Telkom (TLKM) Torehkan Laba Bersih Rp 20,59 Triliun hingga Kuartal III-2025
JAKARTA, investortrust.id – PT Telkom Indonesia Tbk (TLKM) mencatatkan laba periode berjalan senilai Rp 20,59 triliun hingga September 2025, dibandingkan periode sama tahun sebelumnya Rp 23,02 triliun. Raihan tersebut setara dengan laba per saham Rp 159,33, dibandingkan periode sama tahun sebelumnya Rp 178,42.
TLKM dalam rilis kinerja keuangan di Bursa Efek Indonesia (BEI), Kamis (30/10/2025), menyebutkan bahwa pendapatan konsolidasi mencapai Rp 109,62 triliun hingga September 2025, sedikit lebih rendah dari Rp 112,22 triliun pada periode yang sama tahun sebelumnya.
Baca Juga
Penurunan pendapatan tersebut diikuti dengan penurunan laba usaha menjadi Rp 29,17 triliun dari sebelumnya Rp 32,45 triliun. Hal ini seiring meningkatnya sejumlah beban operasional, antara lain beban karyawan sebesar Rp 11,90 triliun dan beban penyusutan serta amortisasi sebesar Rp 25,07 triliun.
TLKM masih membukukan pendapatan lain-lain bersih sebesar Rp 75 miliar dan keuntungan selisih kurs sebesar Rp 137 miliar yang membantu menopang kinerja operasional perseroan. Setelah memperhitungkan biaya pendanaan, pajak kini, serta pajak tangguhan, laba periode berjalan TLKM tercatat sebesar Rp 20,60 triliun hingga akhir September 2025.
Sebelumnya, Telkom (TLKM) PT Telkom Indonesia (Persero) Tbk (TLKM) bersama anak usahanya, PT Telkom Infrastruktur Indonesia (TIF), telah menandatangani Conditional Spin-off Agreement (CSA) sebagai langkah strategis pemisahan sebagian bisnis dan aset Wholesale Fiber Connectivity dari Telkom kepada TIF pada Senin (20/10/2025). Aksi ini bagian dari Telkom untuk memperkuat fokus bisnis infrastruktur digital.
Baca Juga
Aksi korporasi ini juga bertujuan menciptakan nilai tambah bagi pemangku kepentingan dengan mengoptimalkan aset, meningkatkan efisiensi biaya, serta membuka peluang monetisasi dan kemitraan strategis. Telkom menegaskan bahwa langkah ini sejalan dengan agenda nasional dalam memperluas konektivitas digital di seluruh Indonesia.

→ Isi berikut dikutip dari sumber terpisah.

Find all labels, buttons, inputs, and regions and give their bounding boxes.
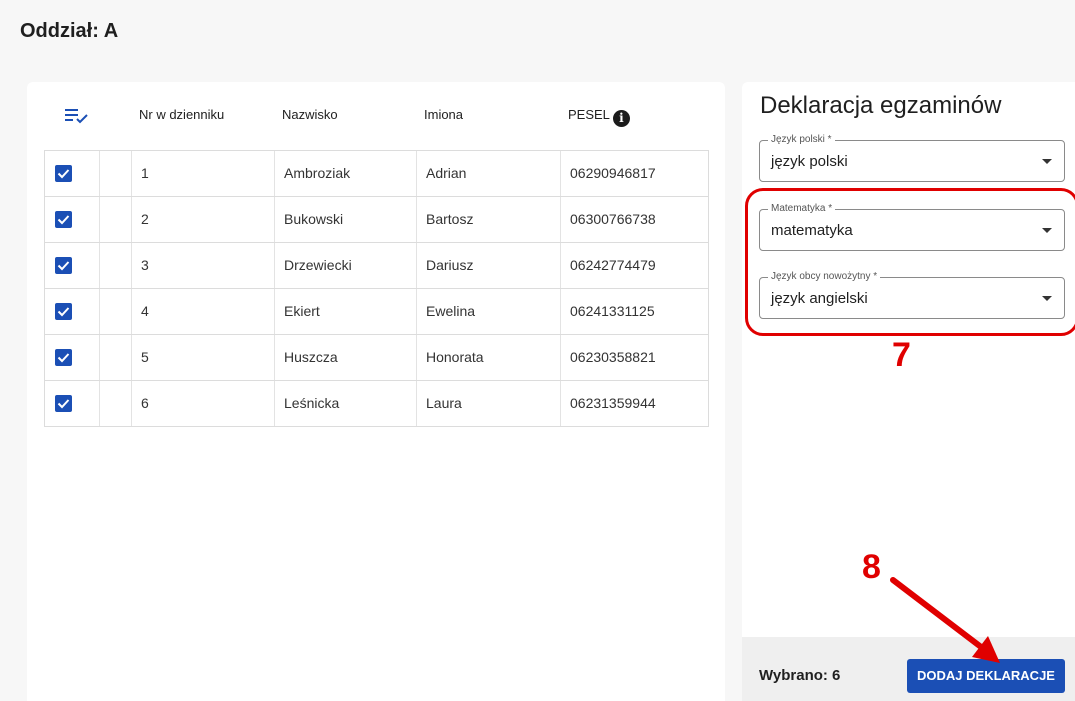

Pasca pemisahan, Telkom mengungkap bahwa TIF akan mengelola lebih dari 50% total aset jaringan fiber Telkom, mencakup segmen access, aggregation, backbone, dan infrastruktur pendukung lainnya, dengan nilai transaksi mencapai Rp35,8 triliun. Meski Telkom masih menguasai 99,9% saham TIF, perusahaan akan beroperasi secara netral dalam menyediakan layanan wholesale fiber connectivity baik untuk pelanggan eksternal maupun internal TelkomGroup.